If and when you decide that alum application is necessary, the source I used for filter alum is Aquatic Control in Seymour Indiana, 8000-753-LAKE. I used a stock tank to dissolve it and broadcast it with a small gas pump.

Next, you haven't mentioned aeration. Especially, but not only, in a stocked pond, aeration is critical, especially in summer. Without it, the water will stratify, with oxygen-depleted water at the bottom (resulting from the decay of organic matter, which consumes dissolved O2), and the water at the top will maintain a measure of oxygen because of atmospheric contact. As a result, fish populations must live at the surface, and the bottom of the pond becomes dead. Under certain conditions--for example, a hard summer rain--the pond can "turn over"--the exygenated air at the top, which is warm, becomes mixed with cold rain and sinks to the bottom. The "dead" water at the bottom comes to the surface. The fish die in the dead water. This happened to a friend of mine a couple of years ago. Like Bill Carlson, we use an aerator with a stone diffuser at the bottom; we also have a waterfall which contributes somewhat to aeration.

As to a dock, we built a floating dock instead of a fixed pier. It rises and falls with water level; we were down about 14" during the drought last year, so the floater was good for swimming. Also, we can cast it loose and pole it around the pond when we want. /forums/images/graemlins/cool.gif

As to fish structures, there is a hot-tub store near here and I grabbed some pallets off their "free" pile and submerged them to provide spawning grounds. This is a pretty standard approach.

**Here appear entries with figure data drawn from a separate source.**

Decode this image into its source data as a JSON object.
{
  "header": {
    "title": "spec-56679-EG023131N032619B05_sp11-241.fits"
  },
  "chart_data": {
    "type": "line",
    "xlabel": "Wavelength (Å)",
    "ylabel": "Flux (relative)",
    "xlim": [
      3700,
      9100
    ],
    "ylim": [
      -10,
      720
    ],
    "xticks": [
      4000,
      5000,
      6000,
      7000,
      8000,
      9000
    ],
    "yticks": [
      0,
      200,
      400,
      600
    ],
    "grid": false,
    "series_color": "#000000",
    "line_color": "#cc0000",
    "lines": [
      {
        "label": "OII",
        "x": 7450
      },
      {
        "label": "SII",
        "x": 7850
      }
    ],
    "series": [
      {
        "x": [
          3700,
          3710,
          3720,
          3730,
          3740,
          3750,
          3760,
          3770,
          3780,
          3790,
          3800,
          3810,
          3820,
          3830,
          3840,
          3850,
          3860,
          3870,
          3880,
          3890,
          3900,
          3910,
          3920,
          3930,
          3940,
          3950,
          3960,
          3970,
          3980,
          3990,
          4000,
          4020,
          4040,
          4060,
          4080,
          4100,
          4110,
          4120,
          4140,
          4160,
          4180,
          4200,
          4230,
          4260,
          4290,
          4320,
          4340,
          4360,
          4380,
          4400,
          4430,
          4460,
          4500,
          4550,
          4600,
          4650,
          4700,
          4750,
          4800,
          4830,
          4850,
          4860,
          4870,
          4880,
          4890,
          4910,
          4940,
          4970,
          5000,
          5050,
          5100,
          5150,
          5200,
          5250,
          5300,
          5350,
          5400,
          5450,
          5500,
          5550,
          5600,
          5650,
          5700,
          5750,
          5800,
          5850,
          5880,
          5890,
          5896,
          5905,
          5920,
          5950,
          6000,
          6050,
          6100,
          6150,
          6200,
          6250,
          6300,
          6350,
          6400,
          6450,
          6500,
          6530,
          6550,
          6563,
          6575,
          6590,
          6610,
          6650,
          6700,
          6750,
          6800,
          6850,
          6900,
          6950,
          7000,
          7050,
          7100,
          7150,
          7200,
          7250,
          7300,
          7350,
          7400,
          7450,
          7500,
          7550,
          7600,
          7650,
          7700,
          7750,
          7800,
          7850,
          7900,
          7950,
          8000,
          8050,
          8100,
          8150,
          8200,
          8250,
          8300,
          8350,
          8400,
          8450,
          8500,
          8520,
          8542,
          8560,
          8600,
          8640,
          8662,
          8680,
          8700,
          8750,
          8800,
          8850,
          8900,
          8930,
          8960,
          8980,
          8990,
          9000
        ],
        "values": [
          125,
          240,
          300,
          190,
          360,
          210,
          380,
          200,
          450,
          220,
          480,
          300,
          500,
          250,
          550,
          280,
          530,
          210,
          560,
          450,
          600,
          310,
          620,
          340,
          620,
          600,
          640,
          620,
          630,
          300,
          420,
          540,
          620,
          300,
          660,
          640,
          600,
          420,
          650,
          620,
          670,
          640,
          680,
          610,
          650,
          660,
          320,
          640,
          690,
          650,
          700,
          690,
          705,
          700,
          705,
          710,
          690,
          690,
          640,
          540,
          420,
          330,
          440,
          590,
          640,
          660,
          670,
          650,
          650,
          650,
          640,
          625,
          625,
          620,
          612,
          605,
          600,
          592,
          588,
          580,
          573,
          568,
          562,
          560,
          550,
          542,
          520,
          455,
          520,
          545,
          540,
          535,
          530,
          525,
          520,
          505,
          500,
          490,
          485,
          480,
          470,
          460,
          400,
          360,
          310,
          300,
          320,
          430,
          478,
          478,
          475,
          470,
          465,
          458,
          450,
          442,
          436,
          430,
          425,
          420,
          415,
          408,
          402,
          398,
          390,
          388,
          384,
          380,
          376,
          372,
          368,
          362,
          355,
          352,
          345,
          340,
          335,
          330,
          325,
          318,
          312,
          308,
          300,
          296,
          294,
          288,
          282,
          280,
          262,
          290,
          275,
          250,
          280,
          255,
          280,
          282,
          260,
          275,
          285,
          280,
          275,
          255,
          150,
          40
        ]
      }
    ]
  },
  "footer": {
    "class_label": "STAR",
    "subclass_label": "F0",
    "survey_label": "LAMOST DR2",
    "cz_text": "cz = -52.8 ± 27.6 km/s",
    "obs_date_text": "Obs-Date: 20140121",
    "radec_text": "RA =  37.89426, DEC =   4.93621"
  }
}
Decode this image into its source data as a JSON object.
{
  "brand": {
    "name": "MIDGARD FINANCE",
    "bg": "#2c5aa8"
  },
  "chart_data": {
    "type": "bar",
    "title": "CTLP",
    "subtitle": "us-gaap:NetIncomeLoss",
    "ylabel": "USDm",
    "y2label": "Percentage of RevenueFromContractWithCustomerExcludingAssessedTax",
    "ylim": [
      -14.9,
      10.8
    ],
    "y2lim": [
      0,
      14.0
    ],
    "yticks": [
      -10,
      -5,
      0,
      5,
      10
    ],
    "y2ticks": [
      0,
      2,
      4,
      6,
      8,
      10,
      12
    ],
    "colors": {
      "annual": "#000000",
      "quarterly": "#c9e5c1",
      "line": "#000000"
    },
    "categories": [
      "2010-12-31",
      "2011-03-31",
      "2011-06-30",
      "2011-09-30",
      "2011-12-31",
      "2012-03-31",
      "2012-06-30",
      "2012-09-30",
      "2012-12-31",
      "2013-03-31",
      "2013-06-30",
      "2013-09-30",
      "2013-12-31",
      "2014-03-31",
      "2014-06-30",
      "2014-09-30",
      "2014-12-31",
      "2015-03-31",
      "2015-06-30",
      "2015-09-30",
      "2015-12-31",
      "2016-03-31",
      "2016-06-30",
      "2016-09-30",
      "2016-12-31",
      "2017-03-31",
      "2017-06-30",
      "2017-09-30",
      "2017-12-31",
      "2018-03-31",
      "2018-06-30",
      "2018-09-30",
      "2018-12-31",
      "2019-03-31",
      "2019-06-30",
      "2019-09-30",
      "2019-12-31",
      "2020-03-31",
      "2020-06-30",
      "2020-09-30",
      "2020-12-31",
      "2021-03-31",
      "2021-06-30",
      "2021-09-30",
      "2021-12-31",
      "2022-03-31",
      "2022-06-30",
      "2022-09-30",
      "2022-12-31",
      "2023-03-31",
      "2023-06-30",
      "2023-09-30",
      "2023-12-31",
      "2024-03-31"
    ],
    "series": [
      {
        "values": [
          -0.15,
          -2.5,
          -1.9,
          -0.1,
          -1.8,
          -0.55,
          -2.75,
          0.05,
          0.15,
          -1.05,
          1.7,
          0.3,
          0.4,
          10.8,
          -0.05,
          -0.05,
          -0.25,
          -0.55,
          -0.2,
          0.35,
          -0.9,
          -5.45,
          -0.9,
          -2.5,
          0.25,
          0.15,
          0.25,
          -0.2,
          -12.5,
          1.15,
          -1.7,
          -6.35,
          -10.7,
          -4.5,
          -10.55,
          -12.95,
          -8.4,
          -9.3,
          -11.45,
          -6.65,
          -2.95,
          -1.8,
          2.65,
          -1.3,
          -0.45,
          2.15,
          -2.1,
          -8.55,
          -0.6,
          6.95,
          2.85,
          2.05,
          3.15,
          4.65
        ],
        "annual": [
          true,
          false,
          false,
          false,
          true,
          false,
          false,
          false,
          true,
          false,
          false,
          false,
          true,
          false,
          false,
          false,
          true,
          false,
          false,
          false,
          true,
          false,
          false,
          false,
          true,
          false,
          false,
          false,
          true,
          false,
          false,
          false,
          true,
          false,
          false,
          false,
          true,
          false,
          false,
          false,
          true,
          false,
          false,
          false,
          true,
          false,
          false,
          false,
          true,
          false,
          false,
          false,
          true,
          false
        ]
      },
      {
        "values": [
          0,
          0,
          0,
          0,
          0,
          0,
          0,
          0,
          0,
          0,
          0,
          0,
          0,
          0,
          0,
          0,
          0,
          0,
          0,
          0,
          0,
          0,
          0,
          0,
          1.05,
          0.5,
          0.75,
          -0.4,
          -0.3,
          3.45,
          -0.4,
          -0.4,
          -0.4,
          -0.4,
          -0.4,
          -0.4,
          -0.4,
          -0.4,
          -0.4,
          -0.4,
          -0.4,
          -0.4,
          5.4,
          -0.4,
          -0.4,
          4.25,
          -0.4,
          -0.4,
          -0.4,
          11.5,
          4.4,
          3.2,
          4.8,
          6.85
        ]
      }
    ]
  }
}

Links follow to articles on the aerator and suspended-clay turbidity. You might also look at the Farm Pond Discussion Forum, which is run by the Purdue Ag department.
Farm pond turbidity
Aerators

Have fun!!
 
/ new pond
  • Thread Starter
#40  
I like the fact that it is filling fast, but I think I will redirect some of my runoff from the pond pretty soon. I used my boxblade to cut two "ditches" angling up the hill two directions behind the pond,effectively catching about 10 acres of hillside runoff.
It appears to be too much runoff now, I didn't put in a pipe system, just have a spillway on the north end onto undisturbed grass lawn, and an emergency spillway on the south end about 10" higher onto grass lawn. If I cut down the input, hopefully I can get away with this. I have sprigged st augustine grass around the spillways which will be very thick and hard to wash out {I hope}
I read the article on turbidity from suspended clay linked from the pondboss site,and I must say the article and the Pondboss site are very informative.
I removed all the loose clay from the pond interior before it started to fill but the runoff was over a lot of fresh cut clay ditch.I will probably battle this for some time to get it cleared up.After I get the grass going close to the pond, the runoff should be mostly through oak woods above the pond.